On the other hand, "Chef" is a labor of love which, to my mind, automatically makes it more profound than it would otherwise have been. We're getting a glimpse into Jon Favreau himself, and it's evident the man is a burly, kind-hearted teddy bear. He might have the chops to direct a big-time action movie like "Iron Man," but he's also an appreciator of the simple things in life, like food and family. And that's reassuring: it's heartening to know that Hollywood, evil and infernal though it be, has a few good souls working in it.

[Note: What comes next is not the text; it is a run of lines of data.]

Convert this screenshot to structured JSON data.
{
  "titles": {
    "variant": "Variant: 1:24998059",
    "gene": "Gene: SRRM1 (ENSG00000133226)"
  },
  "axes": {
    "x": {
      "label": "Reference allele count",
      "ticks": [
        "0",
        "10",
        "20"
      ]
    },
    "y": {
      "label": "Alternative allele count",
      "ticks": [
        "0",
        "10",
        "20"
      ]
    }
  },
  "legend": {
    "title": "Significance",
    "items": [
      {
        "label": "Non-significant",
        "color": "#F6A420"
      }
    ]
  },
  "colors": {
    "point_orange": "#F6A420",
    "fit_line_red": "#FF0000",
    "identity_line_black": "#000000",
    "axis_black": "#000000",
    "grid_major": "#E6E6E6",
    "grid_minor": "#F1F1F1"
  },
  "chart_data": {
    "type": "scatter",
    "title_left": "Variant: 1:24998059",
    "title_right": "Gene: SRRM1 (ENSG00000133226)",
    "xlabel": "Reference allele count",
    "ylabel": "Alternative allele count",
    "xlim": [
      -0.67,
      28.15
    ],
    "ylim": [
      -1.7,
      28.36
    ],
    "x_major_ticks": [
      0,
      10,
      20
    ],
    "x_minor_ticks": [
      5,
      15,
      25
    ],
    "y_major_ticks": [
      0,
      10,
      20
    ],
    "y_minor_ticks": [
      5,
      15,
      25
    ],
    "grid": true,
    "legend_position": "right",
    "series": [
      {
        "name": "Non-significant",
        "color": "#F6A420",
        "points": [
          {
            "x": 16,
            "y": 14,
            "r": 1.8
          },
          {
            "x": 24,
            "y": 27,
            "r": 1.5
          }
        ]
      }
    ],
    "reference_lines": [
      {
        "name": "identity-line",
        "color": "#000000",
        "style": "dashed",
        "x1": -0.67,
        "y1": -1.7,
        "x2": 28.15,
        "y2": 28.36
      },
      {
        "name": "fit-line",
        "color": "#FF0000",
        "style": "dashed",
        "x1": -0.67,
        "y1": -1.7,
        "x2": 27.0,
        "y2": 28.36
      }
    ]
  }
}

I'll leave you with this thought: "Chef" has widely been called "food porn" for its luscious scenes of cooking (I actually wish the movie had shown more cooking; Favreau, who had Kogi meister Roy Choi on board as a co-producer and food guru, was sent by Choi to culinary school to prep for his role), and it contains some jokes that, perhaps, only foodies will appreciate. For my money, one of the funniest of these jokes comes about ten minutes into the film. Carl has just had an argument with Riva about the menu that Carl is to cook that evening. Riva, who owns the restaurant, naturally wins the argument, telling Carl, "I think you should play your hits." Carl relents, and what follows is the speech he gives to the restaurant staff regarding the game plan for that night:
All right, let's go—pre-shift, guys! Big night tonight. Here's what we're doin'. We're gonna go with the favorites: starting with the caviar egg, scallop, French onion soup, frisée salad, lobster risotto, filet... and we're gonna finish strong with a crowd-pleaser: chocolate lava cake. Talk to Molly about wine pairings; lemme know when he [the food critic] gets here. Let's have fun. Put your heart in it, people. Let's have some fun. Good. Good.
I was rolling. While I don't consider myself a full-on foodie, I've watched enough Food Network to know a bit about what's in, what's out, what's cliché, what's passé—and Carl's litany of that night's food was a roll call of moribund cuisine. Chocolate lava cake? Seriously? You don't need to eat that at an upscale Brentwood restaurant when you can order lava cake at your local Chili's! And French onion soup? You can't get more typical than that at a Gallic-themed restaurant. Lobster risotto sounds perfectly safe and timid, as does filet mignon. So yeah: as I heard Carl recite the night's menu, I busted a gut. Later on, when critic Ramsey Michel sits down to dinner and takes a look at the French onion soup in front of him, Oliver Platt's facial expression is absolutely priceless.
See "Chef." It's not the deepest film in the world, but if you love looking at good food and you don't mind watching a predictably familiar, heart-warming story about a man once again following his passion, you'll have fun. Trust me.